El hombre es un animal simbólico. No habita un mundo puramente físico, sino uno compuesto por lengua, mito, arte y religión. Entendemos en base a las palabras. Esto es lo que nos diferencia de otros animales. El homo sapiens ha vivido su historia así: a través de relatos orales primero, luego escritos. A finales del siglo XV, leer era privilegio de algunos pocos doctos, hasta que una innovación técnica —la imprenta de Gutenberg— produjo una revolución silenciosa: descentralizó el acceso al conocimiento y abrió la puerta a la modernidad.
Desde mediados del siglo XIX, nuevas tecnologías aceleraron el volumen, el tráfico y la velocidad de la información, pero según Giovanni Sartori, la verdadera ruptura llegó en el siglo XX con la aparición del televisor “ver de lejos”. La imagen irrumpió donde antes reinaba la palabra, alterando el eje central de nuestra experiencia simbólica.
Fernando Peirone, en El fin de la escritura: efectos políticos y culturales de la sociedad post-logos, nos habla de una bifurcación radical en la narrativa social. De un lado, la escritura con sus tres mil años de historia y el logos que forjó el contrato social, el enciclopedismo, la democracia liberal y el positivismo científico: las cuatro columnas de una utopía humanista, base de la occidentalización global. Del otro, un entramado de transmediaciones que se intersectan y recombinan sin solución de continuidad: las selfies, los reels, YouTube, la dinámica de los influencers, el boom de las series. Esta reformulación de la codificación cultural actúa directamente sobre el lenguaje, los esquemas perceptivos y los valores a escala planetaria, con proyecciones todavía impredecibles.
Entonces, la televisión modificó la relación entre ver y entender, reconfiguró la estructura cognitiva del ser humano.
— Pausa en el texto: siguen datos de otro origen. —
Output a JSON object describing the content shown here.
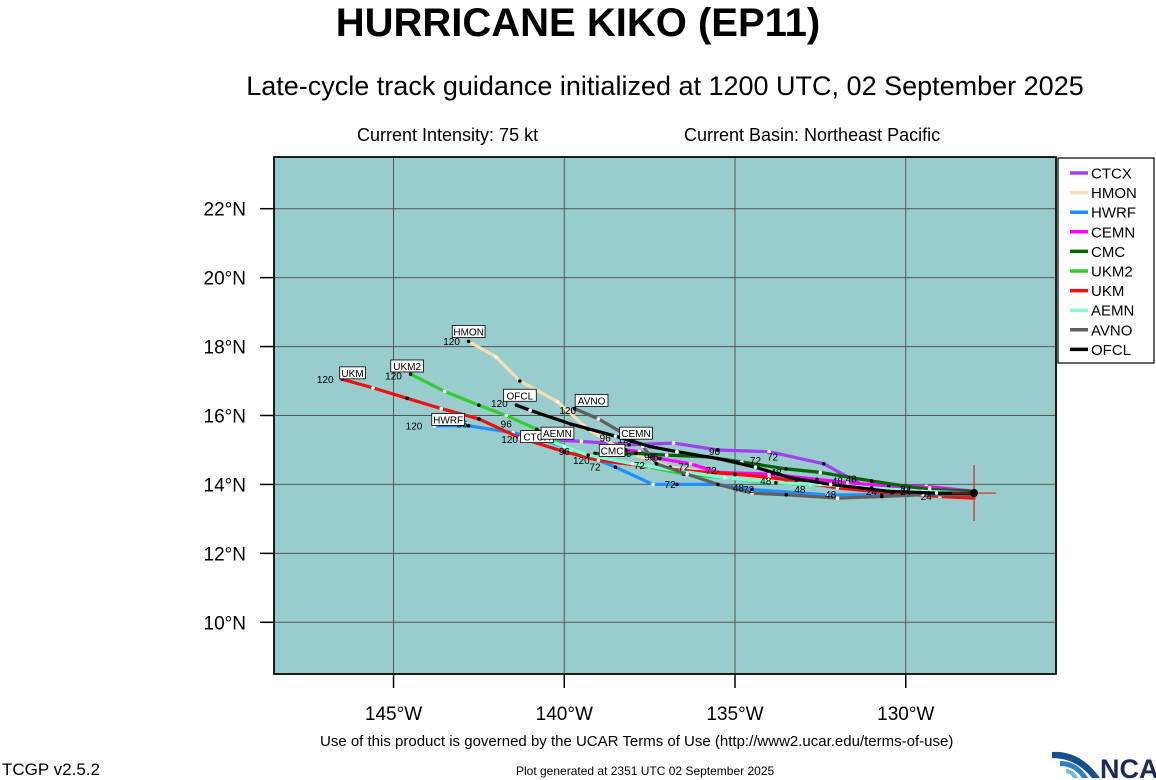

La imagen no se ve en chino, en árabe ni en inglés: no necesita traducción, ni alfabetización, ni símbolo. Los video-niños de la Generación X vieron la televisión antes de leer, escribir, incluso antes de hablar. Con ellos se inauguró la era del homo videns. Hoy, en pleno siglo XXI, las pantallas negras se multiplicaron: computadoras, teléfonos inteligentes, tablets, visores de realidad aumentada. El ser humano avanza —o retrocede— adicto a la dopamina, inmerso en la era del pospensamiento, donde las inteligencias artificiales, los algoritmos y las realidades virtuales reconfiguran el modo de estar en el mundo. Ya no se vive para comprender, sino para matar el tiempo.
Todo avance tecnológico ha sido, en su momento, temido por desordenar el orden. El costo humano de la primera revolución industrial fue enorme, pero la máquina fue imparable. Sartori, que pensó la televisión, vio la computadora desde lejos, pero jamás imaginó algo parecido al metaverso, se preguntaría ¿Queda algún margen para una nueva ilustración? ¿Podemos reconectar el pensamiento con la imagen, el símbolo con la experiencia? ¿La abstracción con la idea? Tal vez —como advertía Baudrillard en la cita que abre Homo videns: la sociedad teledirigida (1997)— el futuro ya esté sellado: “La información, en lugar de transformar la masa en energía, produce todavía más masa.” Pero también puede que esa frase no sea un epitafio, sino un desafío.
La vuelta del vinilo, el DVD, el coleccionismo o experiencias como 421 sugieren una intuición compartida: lo-fi hi-life. Recuperar el tiempo, habitarlo, experimentar verdaderamente las cosas para que de allí surja algo nuevo, no estandarizado, no inmediato. En ¿Sueñan los androides con ovejas eléctricas?, Philip K. Dick imaginó un mundo sintético donde tocar un animal era un lujo. Hoy, en un ecosistema saturado de estímulos, conservar nuestra conciencia simbólica se ha vuelto un acto de resistencia. Tal vez la pregunta ya no sea si las máquinas pueden pensar, sino si los humanos aún queremos hacerlo.